The slides for this presentation are found here.
My goal was to play with the Hortonworks distribution of Hadoop, called called HDP, which stands for Hortonworks Data Platform. I also wanted to see what would be involved in porting my eDiscovery (legal) application, called FreeEed, which uses generic Hadoop and runs on EC2, to HDP.
(I had to learn to spell HDP, because my fingers tend to type HPD, which stands of Houston Police Department. I used search for HPD, and fixed it).
There were many things on the Hortonworks web site that I liked, in particular, the short videos. I also understood the positioning of Hortonworks, "We are new as a company, but we are the birthplace of Hadoop, and these same Yahoo people are now working at Hortonworks. We are also all completely open source." I liked the Talend Open Studio, featured on the site.

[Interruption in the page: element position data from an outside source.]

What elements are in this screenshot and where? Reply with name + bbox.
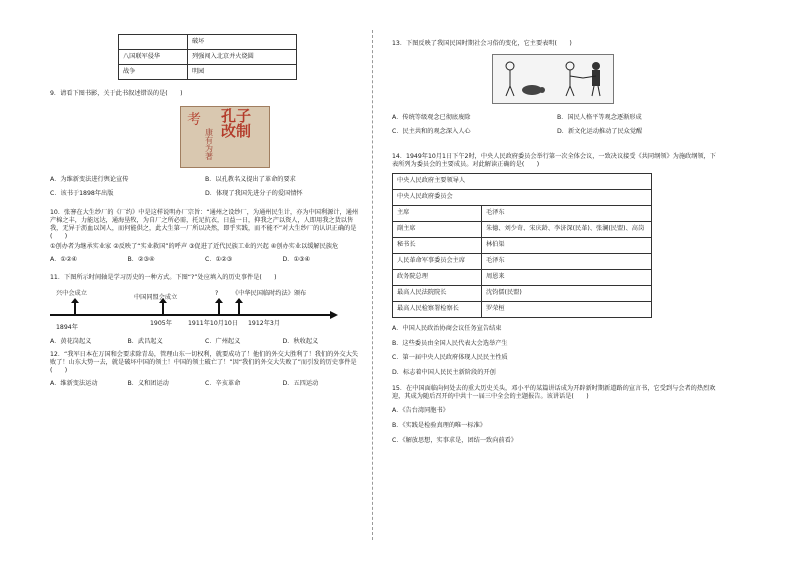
arrow-head-icon: [330, 311, 338, 319]
question-10: [50, 209, 360, 264]
timeline-event: 兴中会成立: [56, 289, 87, 297]
timeline-figure: [50, 286, 340, 338]
option-c[interactable]: C．《解放思想，实事求是，团结一致向前看》: [392, 436, 517, 444]
table-row: [393, 221, 652, 237]
table-row: [393, 269, 652, 285]
table-cell: 最高人民法院院长: [393, 285, 482, 301]
option-c[interactable]: C．广州起义: [205, 337, 241, 345]
timeline-event: 《中华民国临时约法》颁布: [232, 289, 307, 297]
timeline-year: 1905年: [150, 319, 172, 327]
table-cell: 主席: [393, 205, 482, 221]
option-b[interactable]: B．义和团运动: [127, 379, 169, 387]
options: [50, 256, 360, 264]
table-cell: 人民革命军事委员会主席: [393, 253, 482, 269]
column-divider: [372, 30, 373, 540]
table-cell: 周恩来: [482, 269, 652, 285]
option-d[interactable]: D．五四运动: [282, 379, 319, 387]
book-author: 康有为著: [205, 127, 213, 161]
option-c[interactable]: C．民主共和的观念深入人心: [392, 127, 471, 135]
right-column: [392, 40, 722, 445]
timeline-year: 1911年10月10日: [188, 319, 239, 327]
arrow-up-icon: [218, 302, 220, 314]
table-row: [393, 285, 652, 301]
table-row: [393, 205, 652, 221]
question-stem: 14．1949年10月1日下午2时，中央人民政府委员会举行第一次全体会议，一致决议接受《共同纲领》为施政纲领，下表所列为委员会的主要成员。对此解读正确的是( ): [392, 153, 716, 168]
q14-table: [392, 173, 652, 318]
question-9: [50, 90, 360, 203]
options: [392, 114, 722, 142]
option-d[interactable]: D．标志着中国人民民主新阶段的开创: [392, 369, 496, 376]
q8-table: [118, 34, 297, 80]
table-row: [393, 237, 652, 253]
option-c[interactable]: C．该书于1898年出版: [50, 189, 114, 197]
question-stem: 12．“我军日本在万国和会要求除青岛，管理山东一切权利，就要成功了！他们的外交大胜利了！我们的外交大失败了！山东大势一去，就是破坏中国的领土！中国的领土破亡了！”因“我们的外交大失败了”而引发的历史事件是( ): [50, 351, 359, 374]
arrow-up-icon: [74, 302, 76, 314]
option-c[interactable]: C．①②③: [205, 256, 233, 263]
arrow-up-icon: [162, 302, 164, 314]
table-cell: 中央人民政府委员会: [393, 189, 652, 205]
table-cell: 破坏: [188, 35, 297, 50]
timeline-event: ?: [215, 289, 219, 297]
option-b[interactable]: B．国民人格平等观念逐渐形成: [557, 113, 642, 121]
kowtow-panel-icon: [496, 58, 550, 98]
table-cell: 沈钧儒(民盟): [482, 285, 652, 301]
arrow-up-icon: [238, 302, 240, 314]
table-cell: 朱德、刘少奇、宋庆龄、李济深(民革)、张澜(民盟)、高岗: [482, 221, 652, 237]
option-d[interactable]: D．秋收起义: [282, 337, 319, 345]
option-b[interactable]: B．以孔教名义提出了革命的要求: [205, 175, 296, 183]
table-cell: 林伯渠: [482, 237, 652, 253]
timeline-axis: [50, 314, 332, 316]
option-c[interactable]: C．第一届中央人民政府体现人民民主性质: [392, 354, 508, 362]
options: [392, 325, 722, 377]
timeline-year: 1912年3月: [248, 319, 281, 327]
table-row: [119, 35, 297, 50]
table-cell: 列强闯入北京并火烧圆: [188, 50, 297, 65]
table-cell: 秘书长: [393, 237, 482, 253]
left-column: [50, 34, 360, 387]
table-cell: 副主席: [393, 221, 482, 237]
table-cell: 明园: [188, 65, 297, 80]
option-d[interactable]: D．体现了我国先进分子的爱国情怀: [205, 189, 303, 197]
options: [50, 338, 360, 346]
table-row: [393, 253, 652, 269]
option-b[interactable]: B．武昌起义: [127, 337, 163, 345]
option-a[interactable]: A．为维新变法进行舆论宣传: [50, 175, 129, 183]
table-cell: 八国联军侵华: [119, 50, 188, 65]
question-stem: 13．下图反映了我国民国时期社会习俗的变化，它主要表明( ): [392, 40, 572, 47]
table-cell: [119, 35, 188, 50]
book-cover-image: [180, 106, 270, 168]
question-stem: 11．下图所示时间轴是学习历史的一种方式。下图“?”处应填入的历史事件是( ): [50, 273, 277, 281]
option-d[interactable]: D．①③④: [282, 256, 311, 263]
question-items: ①创办者为继承实业家 ②反映了“实业救国”的呼声 ③促进了近代民族工业的兴起 ④创办实业以缓解民族危: [50, 243, 339, 251]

Then I started the real work. HDP works only on RedHat or CentOS. That was not a problem, since on EC2 I could get any flavor of it. I chose the basic. Note that it comes with only 6 GB of hard drive. For a quick test, I kept this, but watched the harddrive with df through the installs. For more serious use, I would recommend resizing the drive. Here is an instruction on how to do it: http://labs.thredup.com/resizing-the-root-disk-on-a-running-ebs-boot. I've used it successfully many times before. A little setup of your dev machine is required, but that's only done once.
Here is an important note: if you are installing remotely, like I did on the EC2 machine, you don't need to have GUI access to that machine. Just start installing the hmc, or the configuration manager, and it will start a web server. Then you will be able to point your browser to this remote web server, and continue the install.
You get a choice of many Hadoop services that you can install. As you can see from my slides, something did not work when installing HBase. I did not bother fixing that (I am sure it was possible), but instead chose to re-install without HBase. It worked. This was more important for me - I wanted to know if the install can be repeated, and yes, it can.
See the rest of the setup on the slides' screenshots.
My next two questions were, is there an instruction to doing all this automation manually, and how do I re-create my own Hadoop install Java-based software. Rohit of Hortonworks answered both: they are writing an instruction for manual setup - for those people who have their own puppet and chef and other automated environments. With my eDiscovery setup, I will have to wait until there is an instruction, and then repeat Cloudera steps, but with HDP.
The meetup itself was great as always: some very deeply technical people who work with Hadoop or related technology, a very tech savvy investment manager, and some new people who want to jump into the sea of Big Data. Thank you, all!